If demand for power rises, the energy-rich gas could then drive a turbine to supply CO2-neutral electricity to the grid.

If you combine the efficiency of the electrolysis (approx. 75 percent) with that of a gas turbine (around 60 percent in combined cycle operation with a steam turbine), the resulting “energy-recirculation” process would still exploit up to 45 percent of the original energy. “That’s not as good as a pumped-storage plant, but it’s better than shutting down windmills when demand isn't there,” says Waidhas.

Power to Gas: innovative contribution to energy turnaround

E.ON is developing a pilot plant in Falkenhagen in the north east of Germany to convert power from wind energy into hydrogen which can then be stored in the country’s gas grid. The company is investing over EUR5 million on the pilot plant and further research into this innovative technology.

Using power from renewable energy sources, the plant will produce about 360 m³ of hydrogen per hour from 2013 onwards through electrolysis. The hydrogen will be fed into the Ontras gas pipeline system and be used like normal natural gas. This makes the gas grid a storage system for power from weather-dependent renewables.

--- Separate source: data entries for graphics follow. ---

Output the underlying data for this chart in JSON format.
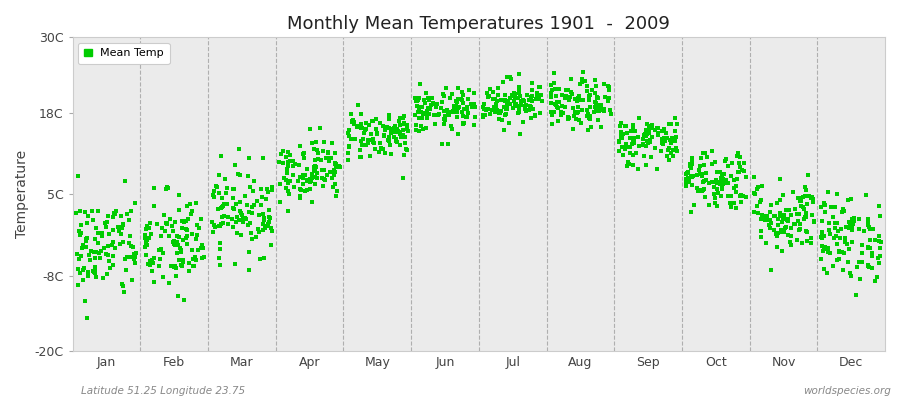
{
  "title": "Monthly Mean Temperatures 1901  -  2009",
  "ylabel": "Temperature",
  "xlabel_months": [
    "Jan",
    "Feb",
    "Mar",
    "Apr",
    "May",
    "Jun",
    "Jul",
    "Aug",
    "Sep",
    "Oct",
    "Nov",
    "Dec"
  ],
  "yticks": [
    -20,
    -8,
    5,
    18,
    30
  ],
  "ytick_labels": [
    "-20C",
    "-8C",
    "5C",
    "18C",
    "30C"
  ],
  "ylim": [
    -20,
    30
  ],
  "dot_color": "#00cc00",
  "dot_size": 6,
  "fig_bg_color": "#ffffff",
  "plot_bg_color": "#ebebeb",
  "legend_label": "Mean Temp",
  "subtitle_left": "Latitude 51.25 Longitude 23.75",
  "subtitle_right": "worldspecies.org",
  "years": 109,
  "monthly_means": [
    -3.5,
    -3.0,
    2.5,
    9.0,
    14.5,
    18.2,
    19.8,
    19.2,
    13.5,
    7.5,
    1.5,
    -2.0
  ],
  "monthly_stds": [
    4.2,
    4.2,
    3.5,
    2.5,
    2.0,
    1.8,
    1.8,
    2.0,
    2.0,
    2.5,
    3.0,
    3.5
  ],
  "seed": 42,
  "vline_color": "#888888",
  "axis_color": "#444444",
  "text_color": "#888888",
  "title_color": "#222222"
}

And now, for something completely different -

"Unnatural Gas" Methane that contains 50 percent fossil fuel energy (from coal) and 50 percent renewable energy (from wind and/or solar). 

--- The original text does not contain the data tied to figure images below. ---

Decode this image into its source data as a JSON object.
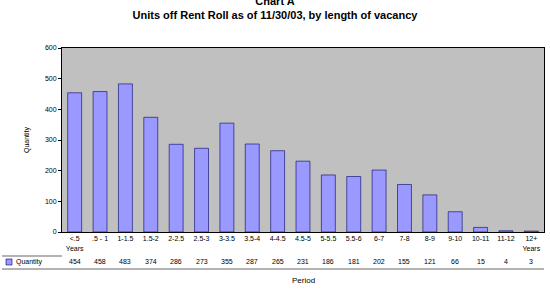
{
  "chart_data": {
    "type": "bar",
    "title": "Chart A",
    "subtitle": "Units off Rent Roll as of 11/30/03, by length of vacancy",
    "x_label": "Period",
    "y_label": "Quantity",
    "categories": [
      "<.5 Years",
      ".5 - 1",
      "1-1.5",
      "1.5-2",
      "2-2.5",
      "2.5-3",
      "3-3.5",
      "3.5-4",
      "4-4.5",
      "4.5-5",
      "5-5.5",
      "5.5-6",
      "6-7",
      "7-8",
      "8-9",
      "9-10",
      "10-11",
      "11-12",
      "12+ Years"
    ],
    "series": [
      {
        "name": "Quantity",
        "color": "#9999ff",
        "values": [
          454,
          458,
          483,
          374,
          286,
          273,
          355,
          287,
          265,
          231,
          186,
          181,
          202,
          155,
          121,
          66,
          15,
          4,
          3
        ]
      }
    ],
    "ylim": [
      0,
      600
    ],
    "yticks": [
      0,
      100,
      200,
      300,
      400,
      500,
      600
    ],
    "grid": false,
    "data_labels": true
  }
}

Methane from Coal and Hydrogen

Add 2 molecules of hydrogen to an atom of carbon and you have a new fuel (methane) that:

• possesses TWICE the energy content of the hydrogen molecules, 
• can be transmitted through natural gas pipelines, 
• can be used in any appliance that runs on natural gas, and 
• can be used as fuel in any engine, fuel cell, trigeneration power system or power station that runs on natural gas to generate electricity. 

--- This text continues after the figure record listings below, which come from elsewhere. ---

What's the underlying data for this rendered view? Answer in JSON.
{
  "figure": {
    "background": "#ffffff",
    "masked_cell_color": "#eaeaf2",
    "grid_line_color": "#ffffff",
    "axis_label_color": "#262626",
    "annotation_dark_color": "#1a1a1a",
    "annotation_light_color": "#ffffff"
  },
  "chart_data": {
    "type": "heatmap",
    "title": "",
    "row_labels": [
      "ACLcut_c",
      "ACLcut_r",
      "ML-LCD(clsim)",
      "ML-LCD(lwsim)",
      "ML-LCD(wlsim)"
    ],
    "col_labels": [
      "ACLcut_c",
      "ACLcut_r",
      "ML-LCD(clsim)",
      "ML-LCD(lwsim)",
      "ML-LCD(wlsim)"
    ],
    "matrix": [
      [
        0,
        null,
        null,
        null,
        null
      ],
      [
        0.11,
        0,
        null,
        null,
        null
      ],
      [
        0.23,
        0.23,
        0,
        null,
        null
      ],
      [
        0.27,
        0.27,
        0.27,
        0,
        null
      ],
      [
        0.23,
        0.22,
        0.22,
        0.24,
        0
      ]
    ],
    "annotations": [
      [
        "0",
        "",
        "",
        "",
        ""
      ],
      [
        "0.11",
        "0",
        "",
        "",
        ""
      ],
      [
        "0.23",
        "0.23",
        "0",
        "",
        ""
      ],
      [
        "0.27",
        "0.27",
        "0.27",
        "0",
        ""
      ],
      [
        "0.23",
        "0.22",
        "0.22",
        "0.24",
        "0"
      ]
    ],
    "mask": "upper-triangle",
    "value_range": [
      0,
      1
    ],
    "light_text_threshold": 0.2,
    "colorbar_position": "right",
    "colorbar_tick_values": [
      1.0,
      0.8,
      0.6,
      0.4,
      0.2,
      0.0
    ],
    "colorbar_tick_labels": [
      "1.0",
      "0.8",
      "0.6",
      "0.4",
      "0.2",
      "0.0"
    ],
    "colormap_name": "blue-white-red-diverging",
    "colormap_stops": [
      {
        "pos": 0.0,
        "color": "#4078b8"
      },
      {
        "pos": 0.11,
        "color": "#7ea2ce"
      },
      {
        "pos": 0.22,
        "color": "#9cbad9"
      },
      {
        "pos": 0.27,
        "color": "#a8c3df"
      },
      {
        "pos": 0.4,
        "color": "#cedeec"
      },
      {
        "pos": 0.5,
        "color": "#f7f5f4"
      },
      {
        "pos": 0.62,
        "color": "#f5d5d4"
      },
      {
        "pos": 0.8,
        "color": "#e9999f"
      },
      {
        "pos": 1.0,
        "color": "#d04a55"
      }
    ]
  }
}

In comparison, coal is far more limited. For example, natural-gas fueled power stations can achieve 60 percent efficiency. Coal-fired power stations can achieve little over 35-40 percent efficiency. Coal cannot be transmitted through natural gas pipelines so it cannot be easily distributed for fuel in trigeneration power systems.

Coal gasification technology can convert coal to methane and carbon dioxide. With carbon capture and storage, this carbon dioxide could be stored. The methane that is produced possesses about the SAME amount of energy that the coal contained before  being gasified.

However, if coal is converted into methane by combining it with hydrogen, no carbon dioxide is produced during conversion. There is no need for carbon capture and storage technology. The methane that is produced possesses about TWICE the energy that the coal contained before being gasified.

Dr  Waidhas  of Siemens' Industry Division notes about hydrogen from renewables: "If you combine the efficiency of the electrolysis (approx. 75 percent) with that of a gas turbine (around 60 percent in combined cycle operation with a steam turbine), the resulting “energy-recirculation” process would still exploit up to 45 percent of the original energy."

By combining that hydrogen with coal to form methane then using this methane in a trigeneration power system, the result is a little different -

• Combining the efficiency of the electrolysis (approx. 75 percent) with that of a trigeneration power system  (around 80 percent), the resulting “energy-recirculation” process would exploit up to 60 percent of the original energy. 
• Converting the coal to methane and using it in a trigeneration power system (approx. 80 percent efficient) instead of a coal-fired power station (about 40 percent) would exploit 200 percent of the original output energy. 

The overall effect is that total energy delivered is equal to the output of the coal from a coal-fired power station plus 90 percent of the original renewable energy.

An example illustrates these results: 10 KWh original renewable energy will directly contribute about 6 KWh after the electrolysis, hydrogasifier and trigeneration cycle. The coal added in the  hydrogasifier will deliver about the same amount of energy - another 6 KWh. Had this coal been used as fuel in a coal-fired power station, it would have delivered only 3 KWh.

Thus, the total output of 12 KWh is equivalent to the original 3 KWh from the coal plus 9 KWh of the original 10 KWh from the renewable energy source.